At 27, Toney is in his prime and has enjoyed a breakthrough season in which he is the third-top scorer in the Premier League behind Erling Haaland and Harry Kane, and also earned his England debut.
He is now banned until January 16 and is even unable to train with his club for four months until mid-September. Toney, who has also been fined £50,000, said he was “naturally disappointed” by the decision.
Such a significant lay-off potentially ends his England career before it has even really begun. He earned his first cap in March and the ban is likely to wreck his chances of going to Euro 2024 next summer. When he returns, realistically can he get back to full fitness, return to the level he has been playing at and then force his way into Gareth Southgate’s plans?
His ban has also scuppered any chance of a lucrative move to a big club this summer. Chelsea were among the clubs interested in Toney, who has worked his way up from League One and last week was described by Thomas Frank as a £100million footballer.
Brentford were preparing to listen to offers for the forward, given he has two years left on his contract, but clubs are far less likely to invest in him now.
Toney’s ban raises serious questions about football’s uncomfortable, hypocritical relationship with the gambling industry.
When Toney has been playing for Brentford this season, he has been advertising Hollywoodbets as the main sponsor on the front of his shirt. When he joined the Bees, they were in the SkyBet Championship. Brentford owner Matthew Benham made his fortune from a betting and data-analysis company, and advertising for gambling firms is everywhere at Premier League and EFL grounds.
Changes are being made and, under pressure from the Government, Premier League clubs have agreed to a ban on gambling companies sponsoring the front of shirts by the 2026-27 season, though sleeve sponsorships and pitchside advertising will still be permitted.
Toney has broken the rules but not training with Brentford for four months is self-defeating. It will leave him isolated, and football has a duty of care to support players hooked on betting — not that this is the implication with Toney — given that gambling is entrenched in the game.
The ban is a setback for Brentford, who said they would wait for the publication of an independent regulatory commission’s written reasons before “considering their next steps”.
The club has scaled new heights this season and losing Toney is a blow to its slim chances of finishing seventh and qualifying for Europe.
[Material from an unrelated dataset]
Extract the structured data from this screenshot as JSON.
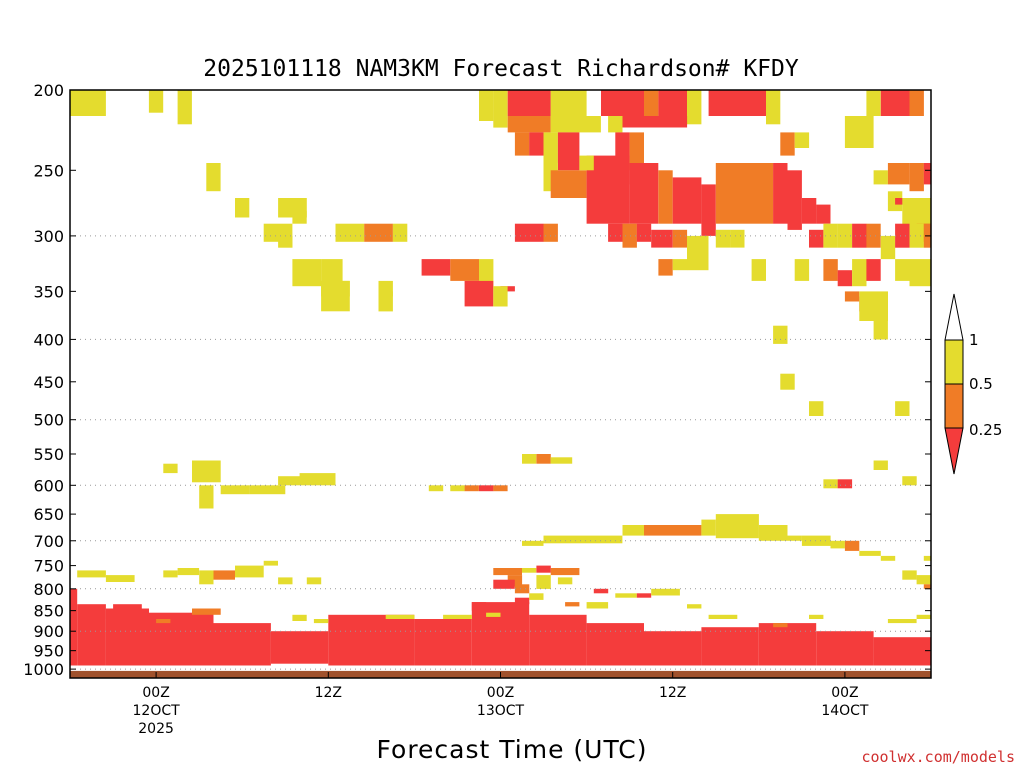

They would surely also have been optimistic about a European place next season with Toney through the middle. That will be harder without their talisman or the funds his sale would have raised, but Brentford feel like a club well-equipped to deal with the situation
Toney was first charged in November, so they have had time to plan for this outcome and have already shown they can deal with losing their best players following the departures of Neal Maupay and Ollie Watkins. Only a year ago they were being tipped for a relegation struggle.
The Bees are one of the best-run clubs in the country and Frank is capable of transforming a new signing or even reshaping the team with existing personnel. Brentford are likely to consider looking to the transfer market for a replacement but they could have solutions in their squad.
Kevin Schade is a raw talent who can play centrally and Frank has a superb record at developing strikers. Yoane Wissa has just signed a new contract and has popped up with some crucial goals this season, as has Bryan Mbeumo.
So, while losing Toney is a setback, it is not time to panic.